Lonjakan populasi ikan sapu-sapu di sejumlah wilayah perairan Jakarta menjadi masalah serius. Ikan ini dikenal agresif dan merusak habitat alami. Kehadirannya juga mengancam kelangsungan hidup ikan lokal. Situasi ini mendorong pemerintah dan masyarakat melakukan penangkapan besar-besaran hingga pemusnahan.
ADVERTISEMENT
. Ukuran gambar 480px x 600pxSCROLL TO RESUME CONTENT
Perdebatan semakin meluas ketika metode penguburan dalam kondisi hidup dipertanyakan dari sudut pandang hukum Islam. Rektor UIN Sultan Maulana Hasanuddin Banten, Prof Muhammad Ishom, memberikan penjelasan terkait hal tersebut.
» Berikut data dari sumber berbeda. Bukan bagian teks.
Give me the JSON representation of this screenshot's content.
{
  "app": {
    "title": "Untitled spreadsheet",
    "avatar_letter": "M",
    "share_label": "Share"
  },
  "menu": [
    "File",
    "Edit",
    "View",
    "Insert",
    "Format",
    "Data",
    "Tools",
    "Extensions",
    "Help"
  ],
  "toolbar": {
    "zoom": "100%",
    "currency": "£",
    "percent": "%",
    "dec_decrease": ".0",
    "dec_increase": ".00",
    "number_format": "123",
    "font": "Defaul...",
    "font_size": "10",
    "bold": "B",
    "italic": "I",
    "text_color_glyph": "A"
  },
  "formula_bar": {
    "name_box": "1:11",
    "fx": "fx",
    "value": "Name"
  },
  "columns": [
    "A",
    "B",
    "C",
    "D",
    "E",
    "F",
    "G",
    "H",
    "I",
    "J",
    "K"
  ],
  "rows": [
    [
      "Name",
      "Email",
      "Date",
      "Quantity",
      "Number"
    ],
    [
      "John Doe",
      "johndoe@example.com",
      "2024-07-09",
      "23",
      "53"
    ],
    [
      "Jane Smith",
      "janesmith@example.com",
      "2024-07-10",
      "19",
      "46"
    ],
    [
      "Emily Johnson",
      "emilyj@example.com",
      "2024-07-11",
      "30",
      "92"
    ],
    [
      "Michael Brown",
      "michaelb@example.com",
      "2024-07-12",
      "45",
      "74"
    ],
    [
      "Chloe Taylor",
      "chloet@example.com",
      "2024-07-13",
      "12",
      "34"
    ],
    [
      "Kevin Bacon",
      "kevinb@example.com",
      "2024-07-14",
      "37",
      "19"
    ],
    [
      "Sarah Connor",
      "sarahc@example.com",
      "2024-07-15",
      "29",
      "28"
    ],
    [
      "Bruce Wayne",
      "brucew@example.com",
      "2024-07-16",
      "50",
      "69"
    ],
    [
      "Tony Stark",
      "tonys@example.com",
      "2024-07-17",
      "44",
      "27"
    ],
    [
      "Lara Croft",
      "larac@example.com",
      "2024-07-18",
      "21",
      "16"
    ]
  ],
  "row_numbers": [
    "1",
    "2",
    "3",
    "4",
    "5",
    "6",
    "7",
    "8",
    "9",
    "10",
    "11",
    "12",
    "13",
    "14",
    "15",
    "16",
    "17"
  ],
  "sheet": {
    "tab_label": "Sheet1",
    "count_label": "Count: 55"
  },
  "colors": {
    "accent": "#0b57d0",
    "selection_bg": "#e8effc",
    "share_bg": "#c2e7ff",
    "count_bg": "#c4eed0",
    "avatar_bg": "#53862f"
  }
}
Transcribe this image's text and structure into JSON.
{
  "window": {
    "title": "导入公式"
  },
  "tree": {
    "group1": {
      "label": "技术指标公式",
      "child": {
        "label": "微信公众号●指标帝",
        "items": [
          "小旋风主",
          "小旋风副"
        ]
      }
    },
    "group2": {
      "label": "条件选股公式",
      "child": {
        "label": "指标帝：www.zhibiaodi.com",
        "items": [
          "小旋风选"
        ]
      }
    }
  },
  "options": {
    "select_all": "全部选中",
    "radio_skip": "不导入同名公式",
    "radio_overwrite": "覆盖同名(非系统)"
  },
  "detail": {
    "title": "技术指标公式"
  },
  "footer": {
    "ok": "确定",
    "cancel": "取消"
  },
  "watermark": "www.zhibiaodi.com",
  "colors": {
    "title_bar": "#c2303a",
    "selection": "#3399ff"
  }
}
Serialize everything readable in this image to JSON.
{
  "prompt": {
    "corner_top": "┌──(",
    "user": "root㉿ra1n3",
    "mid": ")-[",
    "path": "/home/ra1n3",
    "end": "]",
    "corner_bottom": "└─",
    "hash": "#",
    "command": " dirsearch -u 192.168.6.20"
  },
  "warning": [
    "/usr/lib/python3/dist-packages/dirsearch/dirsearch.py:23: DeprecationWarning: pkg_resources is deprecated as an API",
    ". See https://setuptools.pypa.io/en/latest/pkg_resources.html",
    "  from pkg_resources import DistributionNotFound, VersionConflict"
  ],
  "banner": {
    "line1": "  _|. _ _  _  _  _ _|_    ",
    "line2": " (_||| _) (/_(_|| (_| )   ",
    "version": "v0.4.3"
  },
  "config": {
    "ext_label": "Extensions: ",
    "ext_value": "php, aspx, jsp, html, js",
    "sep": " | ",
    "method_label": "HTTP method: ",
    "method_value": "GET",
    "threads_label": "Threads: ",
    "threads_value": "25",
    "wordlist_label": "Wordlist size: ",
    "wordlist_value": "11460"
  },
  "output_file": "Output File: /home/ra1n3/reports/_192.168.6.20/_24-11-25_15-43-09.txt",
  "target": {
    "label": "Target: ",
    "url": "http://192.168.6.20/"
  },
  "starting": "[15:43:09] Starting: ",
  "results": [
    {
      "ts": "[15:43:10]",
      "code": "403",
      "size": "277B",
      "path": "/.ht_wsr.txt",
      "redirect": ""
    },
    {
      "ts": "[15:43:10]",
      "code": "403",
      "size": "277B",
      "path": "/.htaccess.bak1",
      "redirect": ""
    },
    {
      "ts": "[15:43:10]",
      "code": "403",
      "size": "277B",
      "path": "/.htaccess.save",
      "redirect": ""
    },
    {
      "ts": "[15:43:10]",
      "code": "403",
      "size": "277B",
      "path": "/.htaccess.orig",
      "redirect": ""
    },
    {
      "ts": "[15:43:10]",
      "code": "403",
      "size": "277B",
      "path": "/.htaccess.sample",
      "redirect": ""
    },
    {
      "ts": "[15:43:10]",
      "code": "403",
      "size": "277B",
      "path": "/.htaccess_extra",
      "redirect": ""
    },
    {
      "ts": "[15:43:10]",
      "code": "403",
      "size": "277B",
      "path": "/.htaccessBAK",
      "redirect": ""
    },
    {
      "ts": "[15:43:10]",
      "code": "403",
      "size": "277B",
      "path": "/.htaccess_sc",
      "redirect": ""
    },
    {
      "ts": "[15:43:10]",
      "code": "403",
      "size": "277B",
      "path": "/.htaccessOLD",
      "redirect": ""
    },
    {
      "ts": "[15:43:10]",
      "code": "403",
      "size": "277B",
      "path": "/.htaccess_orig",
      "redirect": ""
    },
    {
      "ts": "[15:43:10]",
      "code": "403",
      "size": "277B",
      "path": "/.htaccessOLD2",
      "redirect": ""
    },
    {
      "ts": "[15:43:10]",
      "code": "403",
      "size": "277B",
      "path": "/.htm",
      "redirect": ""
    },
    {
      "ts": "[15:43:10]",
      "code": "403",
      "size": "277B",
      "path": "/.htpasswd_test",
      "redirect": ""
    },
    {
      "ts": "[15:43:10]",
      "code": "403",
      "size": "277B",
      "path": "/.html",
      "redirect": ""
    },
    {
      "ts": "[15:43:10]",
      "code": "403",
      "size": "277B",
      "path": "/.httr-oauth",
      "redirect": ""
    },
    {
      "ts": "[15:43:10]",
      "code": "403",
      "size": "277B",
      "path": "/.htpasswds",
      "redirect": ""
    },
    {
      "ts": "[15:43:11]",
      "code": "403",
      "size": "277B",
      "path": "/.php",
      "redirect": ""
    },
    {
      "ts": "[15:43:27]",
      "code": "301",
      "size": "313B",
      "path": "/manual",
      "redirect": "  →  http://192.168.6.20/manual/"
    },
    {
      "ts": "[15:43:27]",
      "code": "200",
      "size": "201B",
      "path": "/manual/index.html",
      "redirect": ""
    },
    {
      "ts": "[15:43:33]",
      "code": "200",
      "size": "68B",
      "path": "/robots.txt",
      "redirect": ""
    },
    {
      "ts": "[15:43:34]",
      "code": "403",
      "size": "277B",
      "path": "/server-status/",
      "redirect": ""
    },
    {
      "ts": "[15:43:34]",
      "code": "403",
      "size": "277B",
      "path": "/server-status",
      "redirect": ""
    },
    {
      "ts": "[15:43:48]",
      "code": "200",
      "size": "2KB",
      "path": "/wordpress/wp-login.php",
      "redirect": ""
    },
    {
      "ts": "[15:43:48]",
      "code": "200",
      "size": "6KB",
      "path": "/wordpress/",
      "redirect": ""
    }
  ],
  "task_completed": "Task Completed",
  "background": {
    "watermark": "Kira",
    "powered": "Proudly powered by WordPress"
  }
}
Ia menegaskan bahwa dalam prinsip umum, Islam melarang tindakan menyiksa hewan. Larangan itu tercantum dalam berbagai kitab fikih klasik.
Ia merujuk pada Minah al-Jalil Syarh Mukhtashar Khalil yang menjelaskan bahwa menyakiti hewan sebelum mati, seperti menguliti atau memotong bagian tubuh, termasuk perbuatan yang tidak dibenarkan.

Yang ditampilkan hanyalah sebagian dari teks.